Qui abbiamo raccontato la storia di Christine Jorgensen:
Peraltro, è proprio negli anni Settanta che il percorso di vita e di affermazione di genere delle persone trans si rivela sempre più complesso e accidentato, dal momento che una sentenza della Corte di Cassazione prima (1974) ed una della Corte Costituzionale poi (1979), bloccano di fatto qualunque possibilità di poter ottenere il cambio di nome all’anagrafe.
Proprio per lottare contro queste difficoltà all’inizio del 1980 sarebbe nato il M.I.T., allora Movimento italiano transessuali, oggi Movimento identità trans, di cui abbiamo raccontato l’eroica avventura nell’episodio n. 14 del podcast Le Radici dell’Orgoglio.
L’articolo di «Stampa Sera» dell’ottobre 1972 è quindi un documento decisamente interessante non solo al fine di comprendere la condizione trans prima del riconoscimento giuridico del fenomeno avvenuto grazie all’approvazione della legge 164 dell'aprile del 1982 («Norme in materia di rettificazione di attribuzione di sesso»), ma anche per l’inattesa e sorprendente empatia che ci pare di cogliere nel testo.
«Quando presento i documenti per ottenere un lavoro o anche solo una camera d’albergo mi guardano a volte stupefatti, altre volte ironici. Mi chiedono se quella carta d’identità è di mio figlio o di mio fratello. Non è che un aspetto del mio dramma: da tutta la vita non faccio altro che passare da una sofferenza all’altra».
Si chiama «Ines», anche se all’anagrafe è registrata con un nome maschile. È uno degli uomini diventati donna, almeno sul piano anatomico, grazie a una costosa operazione in Svizzera. È venuto (o venuta? anche il cronista ha i suoi «drammi» di grammatica) per raccontarci la sua storia. «Perché si sappia che esistiamo anche noi», dice.

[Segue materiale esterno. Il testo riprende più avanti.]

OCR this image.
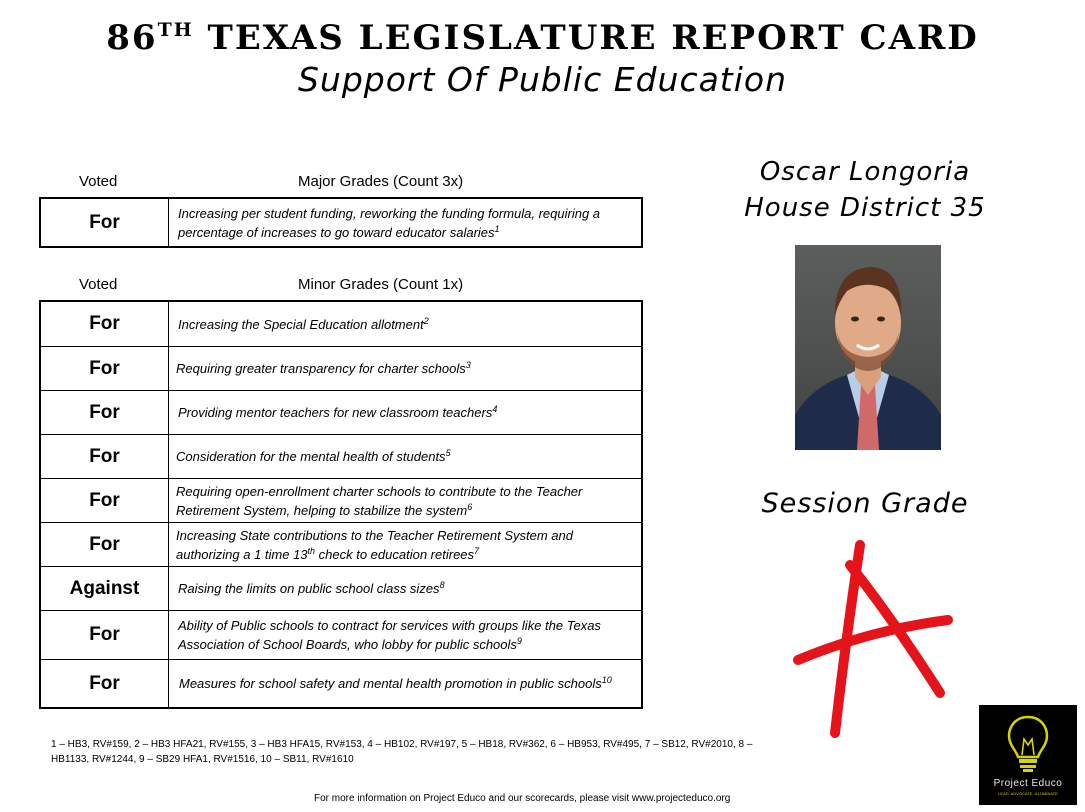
86TH TEXAS LEGISLATURE REPORT CARD
Support Of Public Education
Voted	Major Grades (Count 3x)
For	Increasing per student funding, reworking the funding formula, requiring a percentage of increases to go toward educator salaries$^1$
Voted	Minor Grades (Count 1x)
For	Increasing the Special Education allotment$^2$
For	Requiring greater transparency for charter schools$^3$
For	Providing mentor teachers for new classroom teachers$^4$
For	Consideration for the mental health of students$^5$
For	Requiring open-enrollment charter schools to contribute to the Teacher Retirement System, helping to stabilize the system$^6$
For	Increasing State contributions to the Teacher Retirement System and authorizing a 1 time 13th check to education retirees$^7$
Against	Raising the limits on public school class sizes$^8$
For	Ability of Public schools to contract for services with groups like the Texas Association of School Boards, who lobby for public schools$^9$
For	Measures for school safety and mental health promotion in public schools$^{10}$
Oscar Longoria
House District 35
Session Grade
A
1 – HB3, RV#159, 2 – HB3 HFA21, RV#155, 3 – HB3 HFA15, RV#153, 4 – HB102, RV#197, 5 – HB18, RV#362, 6 – HB953, RV#495, 7 – SB12, RV#2010, 8 – HB1133, RV#1244, 9 – SB29 HFA1, RV#1516, 10 – SB11, RV#1610
For more information on Project Educo and our scorecards, please visit www.projecteduco.org
Project Educo
LEAD. ADVOCATE. ILLUMINATE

Non è un travestito di quelli che sfilano gridando insulti davanti alla Questura, non è neppure un omosessuale che, come ora usa, meni vanto della sua «diversità». È una persona di 48 anni che ha dietro di sé una vita difficilissima che ha sempre tentato di affrontare con onestà. «Ora non ce la faccio più ad andare avanti, sono stufa di combattere contro un mondo che non accetta la mia situazione» dice disperata «Ines».
È nata vicino a Trieste, in una famiglia patriarcale, con tanti bambini. «Si accorsero subito che ai calzoncini dei maschietti preferivo i grembiulini delle mie sorelline», racconta. I genitori cercarono di ignorare il problema, convinsero il bambino che era come tutti gli altri, «soltanto un po’ più delicato, ecco». A 14 anni scappò di casa e cominciò il vagabondaggio. «A un certo punto, pensando di sfuggire così ai miei problemi, andai addirittura in convento, ma neppure quella soluzione era la giusta».

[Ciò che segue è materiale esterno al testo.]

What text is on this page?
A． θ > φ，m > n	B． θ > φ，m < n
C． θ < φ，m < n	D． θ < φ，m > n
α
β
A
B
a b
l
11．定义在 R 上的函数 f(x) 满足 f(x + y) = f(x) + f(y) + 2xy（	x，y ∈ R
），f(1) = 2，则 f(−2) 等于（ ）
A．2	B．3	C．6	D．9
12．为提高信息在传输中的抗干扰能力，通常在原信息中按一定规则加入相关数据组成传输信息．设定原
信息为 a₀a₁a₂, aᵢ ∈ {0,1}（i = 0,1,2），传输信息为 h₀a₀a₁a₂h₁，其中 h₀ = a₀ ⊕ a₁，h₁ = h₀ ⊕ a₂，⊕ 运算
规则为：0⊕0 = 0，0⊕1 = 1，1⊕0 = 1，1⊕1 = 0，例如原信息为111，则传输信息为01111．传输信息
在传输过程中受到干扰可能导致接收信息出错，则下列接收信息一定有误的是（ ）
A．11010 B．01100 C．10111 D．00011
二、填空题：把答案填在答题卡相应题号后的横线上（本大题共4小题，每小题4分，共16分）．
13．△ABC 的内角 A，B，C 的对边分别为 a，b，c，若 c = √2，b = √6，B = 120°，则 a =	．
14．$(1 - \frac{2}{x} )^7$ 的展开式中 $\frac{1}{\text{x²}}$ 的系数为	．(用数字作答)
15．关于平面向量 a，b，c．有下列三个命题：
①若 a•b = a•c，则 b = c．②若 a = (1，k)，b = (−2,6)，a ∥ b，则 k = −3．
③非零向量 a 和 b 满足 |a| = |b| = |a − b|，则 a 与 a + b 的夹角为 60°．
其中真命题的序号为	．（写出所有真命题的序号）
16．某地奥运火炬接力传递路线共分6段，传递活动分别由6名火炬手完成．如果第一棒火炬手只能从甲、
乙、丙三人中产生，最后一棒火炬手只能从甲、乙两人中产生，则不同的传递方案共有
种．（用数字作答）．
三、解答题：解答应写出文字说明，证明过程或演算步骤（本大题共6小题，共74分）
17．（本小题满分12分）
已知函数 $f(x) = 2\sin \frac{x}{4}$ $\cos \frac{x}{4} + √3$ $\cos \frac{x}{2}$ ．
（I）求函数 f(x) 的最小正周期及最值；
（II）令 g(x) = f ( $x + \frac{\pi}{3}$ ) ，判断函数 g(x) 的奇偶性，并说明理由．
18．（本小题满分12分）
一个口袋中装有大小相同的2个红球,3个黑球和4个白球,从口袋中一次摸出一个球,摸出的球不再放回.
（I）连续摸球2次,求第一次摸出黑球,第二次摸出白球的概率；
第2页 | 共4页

Ha lavorato come domestico a Roma, poi come impiegato al consolato americano. «Durava qualche anno, poi mi dicevano che era meglio per tutti se me ne andavo». Da anni è a Torino, dove ha vissuto lavorando per un’impresa di pulizie: «Sempre senza libretti, mai a posto sul piano sindacale: è evidente che i datori di lavoro approfittavano della mia situazione».
Meno di due anni fa, la decisione di operarsi in Svizzera. «L’intervento è riuscito perfettamente, ma non per questo i miei problemi sono finiti. Si sono anzi aggravati. Ho dovuto pagare tre milioni al chirurgo, ora un avvocato mi chiede un altro milione per portare avanti la pratica, che dura da anni, per il cambiamento di sesso all’anagrafe. Ho già speso tutti i miei risparmi, non ho più una lira per il legale».
Intanto ha rivolto un’istanza al Presidente della Repubblica1 perché, con un suo decreto, le conceda di chiamarsi «Ines» e di abbandonate il suo nome maschile. Dal Quirinale nessuno finora ha risposto.2
Il Presidente della Repubblica in carica nel 1972 era Giovanni Leone.
Anonimo, È diventato una donna e non trova più lavoro, su «Stampa Sera» del 24 ottobre 1972, pag. 4.